Hastings became a volunteer, working with juveniles in detention and psychiatric hospitals, then a team leader for other writing mentors.
“What was obvious from the beginning is Eli’s passion and his intelligence and his creativity,” Gold said. “He completely immersed himself in the process.”
Hastings barely blinked listening to kids talk about losing their mother to drugs or father to suicide. He was able to help them capture their feelings about being locked in a room until social services showed up.
“The biggest challenge comes when we listen to people who are hurting and act as containers of their stories,” Gold said, “when we can feel the experience with them and not run away from it. Eli is the perfect exemplar of that.”
Hastings understands the pain — especially for high-school-aged kids. He had been there.
“You’re trying to get across this chasm,” he said. “Eating disorders. Sexual identity. Group violence. Date rape.”
Writing could soothe it all.
In that sense, Gold said, Hastings has much to offer the world. He listens with his heart, “feeling and creating and sharing a moment” with students, and now with his clients and readers of his work.
“Eli is just so perfect at it,” Gold said. “He has made it a passion and he believes in the role. That’s only going to get more important, as society is rougher and rougher. Eli is ready to advocate for the kids, and will do more of that as a therapist, and as he progresses with his own writing.”
A feeling of integration
The Elliott Bay Book Company was packed on the summer night, three months ago, when Hastings read from “Clearly Now, the Rain.”
There were students from Hastings’ classes at Hugo House. Friends from the neighborhood. Co-mentors from Pongo.

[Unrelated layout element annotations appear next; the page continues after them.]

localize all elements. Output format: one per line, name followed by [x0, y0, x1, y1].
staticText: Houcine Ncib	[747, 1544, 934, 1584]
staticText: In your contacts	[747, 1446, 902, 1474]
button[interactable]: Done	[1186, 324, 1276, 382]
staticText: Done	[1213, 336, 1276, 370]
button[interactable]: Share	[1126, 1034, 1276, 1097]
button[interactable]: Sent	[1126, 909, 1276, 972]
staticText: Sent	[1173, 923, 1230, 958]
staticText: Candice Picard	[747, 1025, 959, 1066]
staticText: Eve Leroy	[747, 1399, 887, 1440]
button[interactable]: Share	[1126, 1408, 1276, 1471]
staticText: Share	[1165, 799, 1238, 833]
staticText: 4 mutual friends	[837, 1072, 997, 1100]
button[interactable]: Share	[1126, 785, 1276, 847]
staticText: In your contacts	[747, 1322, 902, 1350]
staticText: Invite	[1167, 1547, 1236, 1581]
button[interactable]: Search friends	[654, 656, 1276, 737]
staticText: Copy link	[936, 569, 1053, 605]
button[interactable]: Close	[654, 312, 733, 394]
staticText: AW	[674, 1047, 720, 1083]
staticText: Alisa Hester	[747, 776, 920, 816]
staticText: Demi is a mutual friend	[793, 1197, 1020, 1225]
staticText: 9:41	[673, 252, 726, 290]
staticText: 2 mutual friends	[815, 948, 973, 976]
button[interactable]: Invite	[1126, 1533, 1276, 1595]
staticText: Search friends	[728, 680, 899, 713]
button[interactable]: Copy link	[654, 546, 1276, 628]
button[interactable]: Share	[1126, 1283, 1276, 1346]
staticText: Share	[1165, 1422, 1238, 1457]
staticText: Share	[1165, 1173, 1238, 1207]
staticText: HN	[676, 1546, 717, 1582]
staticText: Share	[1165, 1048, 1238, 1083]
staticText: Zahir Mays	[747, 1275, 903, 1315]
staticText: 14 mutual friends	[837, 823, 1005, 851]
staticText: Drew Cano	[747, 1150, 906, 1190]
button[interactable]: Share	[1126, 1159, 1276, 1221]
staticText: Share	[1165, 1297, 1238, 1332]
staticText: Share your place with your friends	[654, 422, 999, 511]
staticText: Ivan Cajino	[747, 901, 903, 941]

People who had known Hastings’ late father.
The person who wasn’t there was Serala — although she was there in spirit, if anyone ever could be.
The woman at the center of the room, though, was Hastings’ wife, Lili Sperry, who he met 17 years ago during a visit to Barcelona to see his brother.
They had connected over her desire to work in psychiatry (there was a history of mental disorders in her family) and his to help kids in trouble.
“We had one conversation, but it was one of those like-minded conversations,” Sperry, 34, recalled recently. They never lost touch.
She made her first visit to Seattle just two months after Serala’s death, but Hastings was in no shape to connect with anyone.
“Eli was guarded and withdrawn, but I was unafraid to ask about her and how he was doing,” said Sperry, a former Doctors Without Borders physician now in private practice. “I was forward with it, but in a sensitive way. He said he felt for the first time that his head was coming out of the water.”
At the end of that year, Hastings moved to Barcelona, and they married, eventually moving back here in 2008 as a couple. They now have a 3-year-old son named Pax.
For a while after their marriage, Hastings continued to mourn Serala. On her birthday, he would light candles, ready her letters “and let himself be flooded with pain,” Sperry said. She tried to honor her husband’s loss by grieving with him.
But then she had had enough. While she didn’t feel threatened by the space Serala had in her husband’s heart, she did feel the grief was his alone.
“I told him, ‘This story is between you and her, and I should not be part of it.’ Now when he is triggered, I let him be.”
Said Hastings: “When I finished this book, I let (Serala) rest, as much as I could. She’s too intertwined in my psyche to ever really rest. Trauma is always there in the brain.”
But looking out at the crowd at Elliott Bay that night — surrounded by his family, his friends and colleagues — was a balm.
“It was an intersection of people that brought a feeling of integration,” Hastings recalled. “And recovering from grief requires integration.
“I wrote the book to save myself,” Hastings said. “And it did the trick.”